Ebû Hüreyre (r.a.), Resûlullah (s.a.v.)’ın şöyle buyurduğunu anlattı: “Dinde fıkıh ilmini öğrenmek kadar hiç bir şeyle Allâh’a ibadet edilemez. Fıkıh ilmine vâkıf bir kimse, şeytana bin âbidden zorlu ve çetin gelir. Her şeyi ayakta tutan bir dayanak vardır; dini ayakta tutan da fıkıh ilmidir.”
Fakih Ebû Cafer şöyle der: Resûlullah (s.a.v.) mescide girdi, orada iki meclis gördü. Biri, Allâh’ın zikri ile meşguldü. Diğeri fıkıh ilmi öğreniyordu. Birincisi Allâh’a duâ ediyor ve O’na rağbet gösteriyordu.
Bunları gördükten sonra Resûlullah (s.a.v.) şöyle buyurdu: “Her iki meclis de iyilik üzerinedir. Ancak, biri diğerinden daha üstündür. Bunlar Allâh’a duâ ederler, ancak, Allâh dilerse onların dilediğini verir dilemezse vermez. Fakat burada öğrencilere ve halka ilim öğretenler var ki, bunlar başkadır. Ben de ancak muallim olarak gönderildim. Bunlar daha faziletlidir.”

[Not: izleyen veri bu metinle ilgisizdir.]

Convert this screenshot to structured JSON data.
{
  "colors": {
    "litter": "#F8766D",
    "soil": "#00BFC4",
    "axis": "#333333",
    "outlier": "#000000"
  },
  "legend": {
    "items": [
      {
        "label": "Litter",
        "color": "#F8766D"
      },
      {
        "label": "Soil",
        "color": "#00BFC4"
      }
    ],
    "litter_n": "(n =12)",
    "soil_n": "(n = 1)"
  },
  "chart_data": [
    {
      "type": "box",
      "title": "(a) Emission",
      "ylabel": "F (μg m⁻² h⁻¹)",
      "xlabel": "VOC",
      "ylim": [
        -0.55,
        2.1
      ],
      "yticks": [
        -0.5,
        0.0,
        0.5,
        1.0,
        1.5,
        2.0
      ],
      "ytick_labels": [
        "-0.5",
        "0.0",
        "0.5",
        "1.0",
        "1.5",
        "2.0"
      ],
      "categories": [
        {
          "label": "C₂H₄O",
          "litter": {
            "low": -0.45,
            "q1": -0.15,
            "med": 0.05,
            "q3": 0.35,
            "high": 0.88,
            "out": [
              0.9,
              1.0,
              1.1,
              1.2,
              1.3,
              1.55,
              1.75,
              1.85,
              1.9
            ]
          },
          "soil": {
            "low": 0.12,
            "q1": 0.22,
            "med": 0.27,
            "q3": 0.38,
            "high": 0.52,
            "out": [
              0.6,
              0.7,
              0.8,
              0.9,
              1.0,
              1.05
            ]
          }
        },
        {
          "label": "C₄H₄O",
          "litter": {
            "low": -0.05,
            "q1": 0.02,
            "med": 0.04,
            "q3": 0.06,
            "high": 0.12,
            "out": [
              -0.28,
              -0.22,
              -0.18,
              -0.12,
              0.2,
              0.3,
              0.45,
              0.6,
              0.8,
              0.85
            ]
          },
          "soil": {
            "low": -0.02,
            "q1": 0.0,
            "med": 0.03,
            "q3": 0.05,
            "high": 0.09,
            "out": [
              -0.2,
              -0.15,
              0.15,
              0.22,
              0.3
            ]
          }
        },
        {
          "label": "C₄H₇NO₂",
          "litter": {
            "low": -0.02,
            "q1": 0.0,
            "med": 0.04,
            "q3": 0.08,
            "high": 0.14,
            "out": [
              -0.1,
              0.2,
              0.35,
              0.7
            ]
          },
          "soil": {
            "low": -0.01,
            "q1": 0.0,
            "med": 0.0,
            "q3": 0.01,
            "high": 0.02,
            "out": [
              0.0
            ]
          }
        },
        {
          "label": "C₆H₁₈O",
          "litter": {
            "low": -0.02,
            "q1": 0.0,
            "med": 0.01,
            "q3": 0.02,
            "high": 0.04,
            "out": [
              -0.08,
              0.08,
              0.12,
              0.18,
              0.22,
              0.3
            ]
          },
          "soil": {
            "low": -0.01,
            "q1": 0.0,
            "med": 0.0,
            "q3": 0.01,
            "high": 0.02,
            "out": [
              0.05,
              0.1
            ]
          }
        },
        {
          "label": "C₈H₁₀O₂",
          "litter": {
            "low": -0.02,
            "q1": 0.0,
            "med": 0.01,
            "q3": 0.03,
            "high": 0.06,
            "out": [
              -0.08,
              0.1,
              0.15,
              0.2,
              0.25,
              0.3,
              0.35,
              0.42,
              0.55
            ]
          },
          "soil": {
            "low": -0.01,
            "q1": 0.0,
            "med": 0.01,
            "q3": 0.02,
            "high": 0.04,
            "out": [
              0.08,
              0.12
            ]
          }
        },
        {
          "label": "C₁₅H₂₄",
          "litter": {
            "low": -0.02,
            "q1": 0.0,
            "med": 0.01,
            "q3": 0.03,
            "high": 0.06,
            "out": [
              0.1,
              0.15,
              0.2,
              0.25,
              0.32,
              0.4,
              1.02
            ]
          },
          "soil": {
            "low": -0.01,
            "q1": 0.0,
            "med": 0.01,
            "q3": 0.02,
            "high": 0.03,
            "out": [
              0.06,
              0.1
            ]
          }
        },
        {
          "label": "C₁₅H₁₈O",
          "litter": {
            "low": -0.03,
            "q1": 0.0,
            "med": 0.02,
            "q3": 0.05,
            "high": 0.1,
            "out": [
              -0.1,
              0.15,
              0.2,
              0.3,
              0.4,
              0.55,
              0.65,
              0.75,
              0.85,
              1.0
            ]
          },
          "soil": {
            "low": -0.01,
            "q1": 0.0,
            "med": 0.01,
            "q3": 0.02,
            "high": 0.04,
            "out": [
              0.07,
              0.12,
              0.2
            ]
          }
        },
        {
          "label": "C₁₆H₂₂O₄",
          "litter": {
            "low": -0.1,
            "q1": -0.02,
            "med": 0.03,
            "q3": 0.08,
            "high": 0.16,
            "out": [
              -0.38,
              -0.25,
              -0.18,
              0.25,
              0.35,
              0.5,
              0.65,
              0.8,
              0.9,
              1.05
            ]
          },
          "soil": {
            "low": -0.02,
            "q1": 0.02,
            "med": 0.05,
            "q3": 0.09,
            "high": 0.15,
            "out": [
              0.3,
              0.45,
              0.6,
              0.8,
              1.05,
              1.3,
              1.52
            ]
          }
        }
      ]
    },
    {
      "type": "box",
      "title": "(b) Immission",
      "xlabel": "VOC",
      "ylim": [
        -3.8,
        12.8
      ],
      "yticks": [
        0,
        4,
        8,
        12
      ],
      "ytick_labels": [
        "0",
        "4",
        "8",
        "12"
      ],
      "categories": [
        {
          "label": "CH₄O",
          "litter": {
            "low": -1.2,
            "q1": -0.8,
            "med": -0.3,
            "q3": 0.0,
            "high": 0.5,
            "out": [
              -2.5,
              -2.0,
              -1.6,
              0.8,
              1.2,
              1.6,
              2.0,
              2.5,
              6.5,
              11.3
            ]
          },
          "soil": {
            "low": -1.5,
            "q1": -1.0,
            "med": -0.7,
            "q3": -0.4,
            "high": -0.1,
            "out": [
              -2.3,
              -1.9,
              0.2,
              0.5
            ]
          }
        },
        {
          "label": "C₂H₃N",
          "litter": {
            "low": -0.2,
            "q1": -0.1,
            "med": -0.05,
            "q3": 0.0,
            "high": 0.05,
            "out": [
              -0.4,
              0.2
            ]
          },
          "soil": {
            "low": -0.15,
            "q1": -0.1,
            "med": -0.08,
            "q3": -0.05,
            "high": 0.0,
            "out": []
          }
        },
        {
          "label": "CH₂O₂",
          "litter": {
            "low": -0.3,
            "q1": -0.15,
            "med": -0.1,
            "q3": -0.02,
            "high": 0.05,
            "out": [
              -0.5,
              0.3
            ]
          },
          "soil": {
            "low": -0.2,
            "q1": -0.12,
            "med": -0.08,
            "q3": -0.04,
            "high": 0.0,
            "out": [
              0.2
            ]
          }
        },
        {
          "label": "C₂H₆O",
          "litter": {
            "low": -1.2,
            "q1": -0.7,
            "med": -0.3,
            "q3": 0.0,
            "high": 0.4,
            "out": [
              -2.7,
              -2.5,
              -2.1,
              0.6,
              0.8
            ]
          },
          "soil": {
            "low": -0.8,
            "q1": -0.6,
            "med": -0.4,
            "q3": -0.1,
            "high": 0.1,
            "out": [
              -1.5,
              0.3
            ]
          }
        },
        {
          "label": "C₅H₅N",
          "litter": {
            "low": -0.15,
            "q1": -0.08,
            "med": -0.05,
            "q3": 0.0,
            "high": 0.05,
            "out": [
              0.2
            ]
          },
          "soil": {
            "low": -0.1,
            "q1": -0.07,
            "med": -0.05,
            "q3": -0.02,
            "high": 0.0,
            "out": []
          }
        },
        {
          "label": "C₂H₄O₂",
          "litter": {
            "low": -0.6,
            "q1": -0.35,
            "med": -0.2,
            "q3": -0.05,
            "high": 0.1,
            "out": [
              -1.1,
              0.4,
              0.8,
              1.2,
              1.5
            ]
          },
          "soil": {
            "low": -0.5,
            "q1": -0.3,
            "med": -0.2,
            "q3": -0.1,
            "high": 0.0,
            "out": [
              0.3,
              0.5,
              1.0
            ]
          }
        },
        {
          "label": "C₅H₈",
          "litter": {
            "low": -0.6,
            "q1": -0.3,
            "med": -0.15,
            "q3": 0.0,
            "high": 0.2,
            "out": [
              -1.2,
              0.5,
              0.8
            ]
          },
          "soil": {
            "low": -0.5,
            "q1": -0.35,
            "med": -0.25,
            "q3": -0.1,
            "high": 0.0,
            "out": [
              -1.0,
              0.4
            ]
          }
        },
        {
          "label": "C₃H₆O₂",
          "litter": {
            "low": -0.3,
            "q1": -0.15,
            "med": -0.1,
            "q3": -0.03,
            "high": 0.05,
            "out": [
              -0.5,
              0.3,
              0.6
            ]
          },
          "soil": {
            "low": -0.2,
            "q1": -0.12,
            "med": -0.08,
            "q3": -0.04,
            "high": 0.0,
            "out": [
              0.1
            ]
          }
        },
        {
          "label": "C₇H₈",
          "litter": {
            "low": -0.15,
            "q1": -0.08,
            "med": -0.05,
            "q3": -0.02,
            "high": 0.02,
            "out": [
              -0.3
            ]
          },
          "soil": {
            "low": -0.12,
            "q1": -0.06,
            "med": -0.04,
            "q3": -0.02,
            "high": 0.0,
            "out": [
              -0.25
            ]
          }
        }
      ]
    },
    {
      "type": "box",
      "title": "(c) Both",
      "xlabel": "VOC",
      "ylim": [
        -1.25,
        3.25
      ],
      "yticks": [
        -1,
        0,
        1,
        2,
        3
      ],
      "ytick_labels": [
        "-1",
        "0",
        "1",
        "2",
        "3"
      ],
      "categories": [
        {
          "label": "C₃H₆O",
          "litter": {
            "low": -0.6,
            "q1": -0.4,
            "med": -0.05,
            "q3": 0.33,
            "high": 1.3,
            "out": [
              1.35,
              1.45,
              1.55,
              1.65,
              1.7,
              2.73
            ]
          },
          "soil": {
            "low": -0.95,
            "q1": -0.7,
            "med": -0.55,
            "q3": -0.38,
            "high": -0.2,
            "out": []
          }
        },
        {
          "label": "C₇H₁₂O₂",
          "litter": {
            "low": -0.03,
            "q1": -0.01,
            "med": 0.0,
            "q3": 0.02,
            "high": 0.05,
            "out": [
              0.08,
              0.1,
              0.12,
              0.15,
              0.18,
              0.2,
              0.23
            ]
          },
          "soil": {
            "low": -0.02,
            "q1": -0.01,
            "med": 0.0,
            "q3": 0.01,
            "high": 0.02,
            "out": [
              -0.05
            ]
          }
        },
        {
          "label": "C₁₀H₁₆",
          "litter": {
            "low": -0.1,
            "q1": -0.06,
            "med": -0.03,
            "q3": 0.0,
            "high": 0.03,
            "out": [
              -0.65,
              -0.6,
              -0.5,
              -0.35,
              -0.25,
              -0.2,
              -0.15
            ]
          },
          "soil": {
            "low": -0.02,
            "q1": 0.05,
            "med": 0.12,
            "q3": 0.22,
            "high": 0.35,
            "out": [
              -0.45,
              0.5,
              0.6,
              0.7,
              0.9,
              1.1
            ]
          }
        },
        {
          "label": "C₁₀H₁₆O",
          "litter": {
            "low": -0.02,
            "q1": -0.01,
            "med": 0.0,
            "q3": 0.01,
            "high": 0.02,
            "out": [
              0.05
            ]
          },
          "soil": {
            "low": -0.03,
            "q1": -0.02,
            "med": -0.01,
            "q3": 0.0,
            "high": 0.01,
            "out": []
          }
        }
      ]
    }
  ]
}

Hz. Ömer (r.a.) şöyle der:
“Dinde fıkıh ilmini öğreniniz. Arapçayı ve güzel rüya tabirini de öğreniniz. Eğer rüya tabiri ilmine dalmak fıkıh ilmini öğrenmekten alıkorsa, o zaman, onu bırakıp fıkıh ilmi ile uğraşmak, daha faziletlidir. Çünkü; fıkıh ilminde, Allâh’ın hükümlerini bilmek vardır. Rüya tabiri ilmini öğrenmek ise, böyle değildir.”
Şa’bî (r.h.) şöyle der: “Bir kimse, Şam’dan kalkıp Yemen’e kadar gitse, gelecekte kendisine faydalı bir kelime öğrense, onun bu gidişinin boşuna olmadığı görüşündeyim. Bil ki, ilmin çeşitleri vardır. Bu çeşitlerin her biri Allâh katında güzeldir. Ama, hiçbiri fıkıh ilmi gibi değildir.”
Durum böyle olunca, insana gereken, diğerlerine nazaran, en fazla fıkıh ilmine önem vermektir. Çünkü, bir kimse fıkıh ilmini bilirse, diğerlerini bilip öğrenmek kendisine kolay gelir. Çünkü, fıkıh dinin kıvamıdır.